A Câmara Municipal de Porto Alegre realiza nesta quinta-feira audiência pública para discutir um projeto de lei que obrigaria todas as maternidades, públicas e privadas, a permitir a presença de uma doula antes, durante e depois do parto.
Doulas são pessoas que fazem um curso de capacitação para acompanhar as mulheres durante a gestação e na hora do nascimento. Elas oferecem apoio emocional e físico à família durante o trabalho de parto.
Quem são as doulas?
De autoria da vereadora Jussara Cony, em parceria com a Associação de Doulas do Rio Grande do Sul, a proposta tem como objetivo acabar com a dificuldade encontrada pelas profissionais para acompanhar as gestantes nos hospitais.
- É um projeto que humaniza essas relações e retoma a naturalidade do parto. A doula vem antes e vai além do parto. Ela já é uma pessoa conhecida no momento em que a mulher chega no hospital. Tive cinco filhos e fui doulada pela minha avó e pela minha tia. É um momento sagrado - justifica Jussara.
Partos humanizados ganham incentivo do SUS
A coordenadora geral da associação, Anna Cony, que é filha da vereadora, afirma que, por lei, as gestantes podem ser acompanhadas por apenas uma pessoa durante o parto. Em razão disso, muitas vezes elas se veem obrigadas a optar entre o marido, a mãe ou outro parente próximo e a doula.

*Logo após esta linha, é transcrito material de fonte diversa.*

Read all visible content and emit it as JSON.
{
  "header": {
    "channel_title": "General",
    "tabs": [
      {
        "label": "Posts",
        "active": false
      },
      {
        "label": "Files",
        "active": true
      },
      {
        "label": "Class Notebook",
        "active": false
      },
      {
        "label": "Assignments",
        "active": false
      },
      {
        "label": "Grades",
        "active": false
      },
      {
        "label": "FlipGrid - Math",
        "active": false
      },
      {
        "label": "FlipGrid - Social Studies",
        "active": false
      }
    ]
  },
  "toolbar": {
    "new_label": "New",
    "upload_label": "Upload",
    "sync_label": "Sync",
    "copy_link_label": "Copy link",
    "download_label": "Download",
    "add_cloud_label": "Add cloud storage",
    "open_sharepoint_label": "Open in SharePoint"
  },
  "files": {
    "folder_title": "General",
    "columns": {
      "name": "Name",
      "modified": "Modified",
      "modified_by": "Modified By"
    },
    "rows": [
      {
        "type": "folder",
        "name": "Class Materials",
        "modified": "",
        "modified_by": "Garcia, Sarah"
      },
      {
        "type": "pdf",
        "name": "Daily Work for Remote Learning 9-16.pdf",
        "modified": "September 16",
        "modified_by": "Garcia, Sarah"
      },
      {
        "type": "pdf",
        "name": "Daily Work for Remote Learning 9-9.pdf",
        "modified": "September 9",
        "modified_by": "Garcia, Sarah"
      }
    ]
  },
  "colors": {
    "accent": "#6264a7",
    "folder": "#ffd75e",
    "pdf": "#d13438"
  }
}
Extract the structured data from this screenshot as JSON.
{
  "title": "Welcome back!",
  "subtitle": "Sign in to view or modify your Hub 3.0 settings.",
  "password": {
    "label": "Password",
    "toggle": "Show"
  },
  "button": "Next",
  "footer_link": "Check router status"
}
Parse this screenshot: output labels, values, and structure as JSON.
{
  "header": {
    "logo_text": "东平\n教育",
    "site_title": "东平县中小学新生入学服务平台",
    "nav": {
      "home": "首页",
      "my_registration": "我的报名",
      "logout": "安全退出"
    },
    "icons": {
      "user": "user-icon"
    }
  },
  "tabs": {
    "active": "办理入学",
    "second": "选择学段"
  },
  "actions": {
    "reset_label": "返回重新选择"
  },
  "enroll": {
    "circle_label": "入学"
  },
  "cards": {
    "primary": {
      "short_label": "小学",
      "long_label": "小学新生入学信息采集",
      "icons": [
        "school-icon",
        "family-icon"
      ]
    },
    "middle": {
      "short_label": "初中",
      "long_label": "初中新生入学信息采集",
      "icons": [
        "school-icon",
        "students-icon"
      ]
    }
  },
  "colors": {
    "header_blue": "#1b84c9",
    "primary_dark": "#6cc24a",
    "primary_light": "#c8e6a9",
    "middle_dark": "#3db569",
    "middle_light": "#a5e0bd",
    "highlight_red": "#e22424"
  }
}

- Já tive gestante que me pediu "pelo amor de Deus" para que não me tirassem da sala de pré-parto - conta.
Anna entende que, mesmo com papéis diferentes, tanto o acompanhante quanto a doula têm papel fundamental. Atuando na área há seis anos, Amanda de Mello Martins ressalta a importância da profissional durante o procedmento:
- Evidências científicas indicam que a presença de doulas reduz o índice de cesáreas e o tempo de internação.
Em abril deste ano, a Organização Mundial da Saúde (OMS) chegou a classificar o elevado número de cesáreas no Brasil como uma "epidemia". Dados citados pela entidade dão conta de que, em 2011, 53,7% dos partos no Brasil eram cesáreas. Para a OMS, a taxa ideal é de 10% a 15%.
No hospital ou em casa, mulheres querem evitar frieza e medicamentos
Contrário à proposta, Rogério Wolf de Aguiar, presidente do Conselho Regional de Medicina do Estado do Rio Grande do Sul (Cremers), defende que apenas médicos, enfermeiros e um acompanhante estão autorizados a participar do parto.
- Dentro de um hospital existem determinados tipos de regimentos que regulam aquilo que deve acontecer para proteger o parto, a criança e os profissionais. Há médicos, enfermeiros, técnicos em enfermagem e auxiliares, mas doula é uma profissão que não existe. É uma pessoa sem nenhum tipo de treinamento e formação - critica.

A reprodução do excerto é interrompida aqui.